Cameron Coffman, QB: While it is hard to get on a player who was right up at the top of the conference last year in just about every passing category, especially when he took over after an injury to your starter. However, as the two other quarterbacks took a step forward, it looked as if Coffman had taken a step back. He completed just 2 of his 7 passes for 29 yards, and he was picked off to boot. Although the biggest difference came when you look at the trio’s yards per attempt as both Sudfeld (12.9) and Roberson (11.8) basically tripled Coffman’s production (4.1).

Ball Security: One thing we all need to come to terms with as human beings that watch Indiana football, outside of the fact that we have a severe mental illness, is that part of the problem regarding certain statistics is the amount of plays that the Hoosiers run, and the tempo at which they run them. Three turnovers to an FCS opponent, however, are completely unacceptable. Two of them, a fumble and an interception were returned for touchdowns directly leading to 14 points for the Sycamores, or half of their total. Each of the “pocket-passing” quarterbacks threw an interception. In addition, true freshman Laray Smith’s fumble of a kickoff allowed the Sycamores to build momentum heading into halftime scoring two touchdowns in the final 19 seconds of play.


Buy | Ted Bolser TE: The preseason Mackey Award watch list member put together one of the best games of his career kick-starting his senior season. Bolser put up numbers that he had not touched since his freshman year. He racked up 78 yards, the second most of his career, and two touchdowns, just the second time he has gotten into the end zone twice in the same game. It looks as if Teddy Touchdown has come into the season ready to put himself, and his team on the map.

Sell | Fan Support: While the announced attendance was over the 40,000-spectator mark, it was far from accurate. Whether you were at Memorial Stadium, or watching on television you saw the patches of emptiness that filled the stands. Most especially in the usual spots, the top corners of the sideline sections and most of the end zone seats. Those who were there were loud, and a tip of the cap to the students who filled up their sections rather well. While I understand that Indiana State on a Thursday night doesn’t exactly scream, “Let’s drive across the state to watch this game”, it still boggles my mind that a university the size of IU, between its students and alumni, can’t fill a stadium with 52,929 seats for opening night.

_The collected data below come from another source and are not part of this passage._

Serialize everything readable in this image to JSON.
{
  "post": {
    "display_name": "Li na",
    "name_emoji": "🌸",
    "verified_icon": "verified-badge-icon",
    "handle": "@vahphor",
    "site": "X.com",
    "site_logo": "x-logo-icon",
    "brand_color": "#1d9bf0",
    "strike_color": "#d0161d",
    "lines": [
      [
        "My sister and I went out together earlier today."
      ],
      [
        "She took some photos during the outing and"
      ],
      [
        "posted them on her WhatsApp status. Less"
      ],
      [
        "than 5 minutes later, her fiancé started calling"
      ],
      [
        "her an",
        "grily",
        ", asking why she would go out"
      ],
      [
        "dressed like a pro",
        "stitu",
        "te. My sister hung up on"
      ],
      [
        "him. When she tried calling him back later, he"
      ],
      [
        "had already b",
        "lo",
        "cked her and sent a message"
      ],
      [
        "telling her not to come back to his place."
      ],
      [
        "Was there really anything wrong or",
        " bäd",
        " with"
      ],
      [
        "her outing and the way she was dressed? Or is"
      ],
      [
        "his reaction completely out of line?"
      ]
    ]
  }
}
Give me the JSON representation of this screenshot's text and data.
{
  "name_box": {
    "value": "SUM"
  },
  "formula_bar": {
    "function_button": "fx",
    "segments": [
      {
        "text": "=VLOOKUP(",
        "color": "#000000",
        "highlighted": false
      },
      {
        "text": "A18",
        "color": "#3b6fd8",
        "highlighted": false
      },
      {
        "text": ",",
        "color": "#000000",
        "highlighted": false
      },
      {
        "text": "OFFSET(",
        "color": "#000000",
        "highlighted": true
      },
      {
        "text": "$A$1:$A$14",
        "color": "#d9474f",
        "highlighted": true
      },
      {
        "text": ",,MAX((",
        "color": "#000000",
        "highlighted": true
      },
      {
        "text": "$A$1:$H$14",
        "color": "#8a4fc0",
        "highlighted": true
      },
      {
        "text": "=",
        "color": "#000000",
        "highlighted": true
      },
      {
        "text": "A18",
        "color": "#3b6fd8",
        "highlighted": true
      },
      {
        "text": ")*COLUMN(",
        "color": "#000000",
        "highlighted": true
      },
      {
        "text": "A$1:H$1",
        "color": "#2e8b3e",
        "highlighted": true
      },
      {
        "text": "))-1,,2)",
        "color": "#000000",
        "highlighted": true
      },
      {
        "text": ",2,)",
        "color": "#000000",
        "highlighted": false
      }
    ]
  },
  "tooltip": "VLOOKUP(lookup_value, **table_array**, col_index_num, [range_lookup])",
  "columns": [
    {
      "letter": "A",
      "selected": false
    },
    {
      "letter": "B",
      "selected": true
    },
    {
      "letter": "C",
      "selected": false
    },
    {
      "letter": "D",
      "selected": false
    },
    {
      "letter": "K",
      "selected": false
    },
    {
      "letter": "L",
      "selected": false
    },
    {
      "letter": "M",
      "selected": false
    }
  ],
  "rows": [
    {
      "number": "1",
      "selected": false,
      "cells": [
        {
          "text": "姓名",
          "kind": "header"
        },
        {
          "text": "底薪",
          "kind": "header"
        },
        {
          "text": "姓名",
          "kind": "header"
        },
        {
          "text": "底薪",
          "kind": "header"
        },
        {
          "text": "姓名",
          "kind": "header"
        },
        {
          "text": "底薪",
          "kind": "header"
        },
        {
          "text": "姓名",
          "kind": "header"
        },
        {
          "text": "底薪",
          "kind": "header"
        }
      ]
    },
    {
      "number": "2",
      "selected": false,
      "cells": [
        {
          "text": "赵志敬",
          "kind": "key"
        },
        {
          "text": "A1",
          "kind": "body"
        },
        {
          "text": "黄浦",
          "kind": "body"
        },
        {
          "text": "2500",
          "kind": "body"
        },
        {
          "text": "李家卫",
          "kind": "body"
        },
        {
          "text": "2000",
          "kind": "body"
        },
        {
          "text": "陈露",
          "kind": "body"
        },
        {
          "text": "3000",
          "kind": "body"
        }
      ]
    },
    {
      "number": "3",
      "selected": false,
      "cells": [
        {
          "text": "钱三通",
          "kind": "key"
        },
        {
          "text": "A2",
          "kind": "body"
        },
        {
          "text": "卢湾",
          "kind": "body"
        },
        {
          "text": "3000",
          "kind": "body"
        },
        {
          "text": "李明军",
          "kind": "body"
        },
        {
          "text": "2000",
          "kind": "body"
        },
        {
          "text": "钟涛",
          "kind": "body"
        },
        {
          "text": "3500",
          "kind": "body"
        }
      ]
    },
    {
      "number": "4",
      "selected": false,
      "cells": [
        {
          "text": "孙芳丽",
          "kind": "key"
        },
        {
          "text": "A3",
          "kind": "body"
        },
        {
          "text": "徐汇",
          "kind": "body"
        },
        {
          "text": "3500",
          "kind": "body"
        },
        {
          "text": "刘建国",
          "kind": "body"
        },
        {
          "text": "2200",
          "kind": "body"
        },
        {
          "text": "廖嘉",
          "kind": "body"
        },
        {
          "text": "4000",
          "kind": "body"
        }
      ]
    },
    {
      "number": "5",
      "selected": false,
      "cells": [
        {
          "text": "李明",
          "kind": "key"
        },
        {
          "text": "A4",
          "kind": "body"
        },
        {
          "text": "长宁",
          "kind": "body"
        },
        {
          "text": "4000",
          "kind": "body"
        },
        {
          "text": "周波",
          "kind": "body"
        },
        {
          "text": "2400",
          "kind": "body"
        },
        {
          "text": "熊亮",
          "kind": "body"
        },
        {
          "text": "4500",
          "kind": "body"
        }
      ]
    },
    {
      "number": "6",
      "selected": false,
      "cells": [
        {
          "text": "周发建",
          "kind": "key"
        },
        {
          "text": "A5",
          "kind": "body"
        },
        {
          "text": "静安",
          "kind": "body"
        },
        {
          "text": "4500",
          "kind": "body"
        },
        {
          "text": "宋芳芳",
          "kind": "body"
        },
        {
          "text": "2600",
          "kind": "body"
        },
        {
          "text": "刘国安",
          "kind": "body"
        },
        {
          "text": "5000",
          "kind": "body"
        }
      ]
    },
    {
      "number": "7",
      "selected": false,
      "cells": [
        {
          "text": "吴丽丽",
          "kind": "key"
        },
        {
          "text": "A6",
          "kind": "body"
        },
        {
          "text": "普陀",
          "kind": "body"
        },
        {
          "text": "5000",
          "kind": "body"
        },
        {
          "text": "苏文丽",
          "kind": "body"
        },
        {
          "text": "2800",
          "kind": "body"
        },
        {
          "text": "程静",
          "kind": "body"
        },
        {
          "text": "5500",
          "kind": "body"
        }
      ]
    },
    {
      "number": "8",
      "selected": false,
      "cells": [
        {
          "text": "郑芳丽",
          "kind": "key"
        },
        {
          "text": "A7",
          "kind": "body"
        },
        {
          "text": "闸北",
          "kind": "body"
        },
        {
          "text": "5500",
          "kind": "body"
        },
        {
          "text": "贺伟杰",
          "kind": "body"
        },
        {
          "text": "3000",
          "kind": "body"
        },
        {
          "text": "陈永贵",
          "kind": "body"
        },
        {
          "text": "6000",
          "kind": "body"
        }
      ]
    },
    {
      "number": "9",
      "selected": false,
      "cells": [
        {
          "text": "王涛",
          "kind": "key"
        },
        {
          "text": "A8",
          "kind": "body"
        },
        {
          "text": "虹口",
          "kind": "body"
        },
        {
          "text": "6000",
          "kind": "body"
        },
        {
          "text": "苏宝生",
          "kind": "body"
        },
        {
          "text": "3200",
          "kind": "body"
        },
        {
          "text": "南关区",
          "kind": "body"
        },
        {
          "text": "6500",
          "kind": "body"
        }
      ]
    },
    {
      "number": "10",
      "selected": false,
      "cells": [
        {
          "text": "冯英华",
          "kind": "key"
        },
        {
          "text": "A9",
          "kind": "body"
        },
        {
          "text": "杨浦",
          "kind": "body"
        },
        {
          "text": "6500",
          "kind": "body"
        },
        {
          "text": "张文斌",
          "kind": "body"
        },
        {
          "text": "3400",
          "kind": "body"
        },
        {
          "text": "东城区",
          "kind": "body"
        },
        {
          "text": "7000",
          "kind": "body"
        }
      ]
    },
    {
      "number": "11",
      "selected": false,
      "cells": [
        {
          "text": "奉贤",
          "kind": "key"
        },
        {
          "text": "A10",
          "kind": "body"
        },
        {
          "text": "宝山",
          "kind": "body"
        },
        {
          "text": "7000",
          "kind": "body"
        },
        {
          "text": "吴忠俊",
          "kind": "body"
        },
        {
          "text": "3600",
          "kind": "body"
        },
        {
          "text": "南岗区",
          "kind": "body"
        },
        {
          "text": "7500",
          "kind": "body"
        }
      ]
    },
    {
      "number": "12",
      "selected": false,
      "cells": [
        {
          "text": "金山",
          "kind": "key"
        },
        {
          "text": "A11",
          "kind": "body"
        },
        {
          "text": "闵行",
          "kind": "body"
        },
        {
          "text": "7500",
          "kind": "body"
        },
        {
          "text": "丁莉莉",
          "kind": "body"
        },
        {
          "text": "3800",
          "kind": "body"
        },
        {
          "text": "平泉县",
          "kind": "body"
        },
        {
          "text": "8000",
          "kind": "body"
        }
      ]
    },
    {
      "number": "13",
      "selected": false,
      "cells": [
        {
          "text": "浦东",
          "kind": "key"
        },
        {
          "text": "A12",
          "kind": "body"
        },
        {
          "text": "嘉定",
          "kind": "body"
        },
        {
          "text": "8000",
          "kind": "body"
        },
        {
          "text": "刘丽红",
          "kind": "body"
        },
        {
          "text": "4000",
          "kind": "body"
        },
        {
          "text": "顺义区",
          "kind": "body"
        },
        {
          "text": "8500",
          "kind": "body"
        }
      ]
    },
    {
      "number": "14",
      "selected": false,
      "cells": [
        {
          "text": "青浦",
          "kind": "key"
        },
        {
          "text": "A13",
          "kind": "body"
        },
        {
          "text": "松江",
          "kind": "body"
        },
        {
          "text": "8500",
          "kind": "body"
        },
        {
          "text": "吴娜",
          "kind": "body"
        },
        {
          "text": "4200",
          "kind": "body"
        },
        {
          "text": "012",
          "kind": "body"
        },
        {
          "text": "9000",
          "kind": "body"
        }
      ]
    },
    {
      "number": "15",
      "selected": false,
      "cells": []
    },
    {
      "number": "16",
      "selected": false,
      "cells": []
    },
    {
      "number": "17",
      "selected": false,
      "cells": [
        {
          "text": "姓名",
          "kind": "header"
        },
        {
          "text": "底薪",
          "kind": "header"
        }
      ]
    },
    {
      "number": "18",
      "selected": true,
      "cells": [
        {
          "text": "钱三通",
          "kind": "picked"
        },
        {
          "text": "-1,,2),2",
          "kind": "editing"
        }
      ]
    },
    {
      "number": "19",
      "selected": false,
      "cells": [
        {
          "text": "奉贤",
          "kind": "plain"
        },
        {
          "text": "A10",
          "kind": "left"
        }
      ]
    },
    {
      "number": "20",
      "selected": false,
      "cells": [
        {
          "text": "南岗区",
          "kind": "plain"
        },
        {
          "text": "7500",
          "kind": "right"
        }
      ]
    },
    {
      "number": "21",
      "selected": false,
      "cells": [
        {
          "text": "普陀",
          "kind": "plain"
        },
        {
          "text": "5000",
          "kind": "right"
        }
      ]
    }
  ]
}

Hold | The Defense: Yes, they looked better. There was even a time during the middle of the game that the Hoosiers compiled nine consecutive stops, allowing fans to get discounts and eventually free hot dogs. Plus, half of the Sycamores points came on a fumble return and an interception return when the defense wasn’t on the field. However, it was hard to tell just how much of the improvement this unit showed came from their play as opposed to their opposition being an FCS opponent with a head coach making his debut.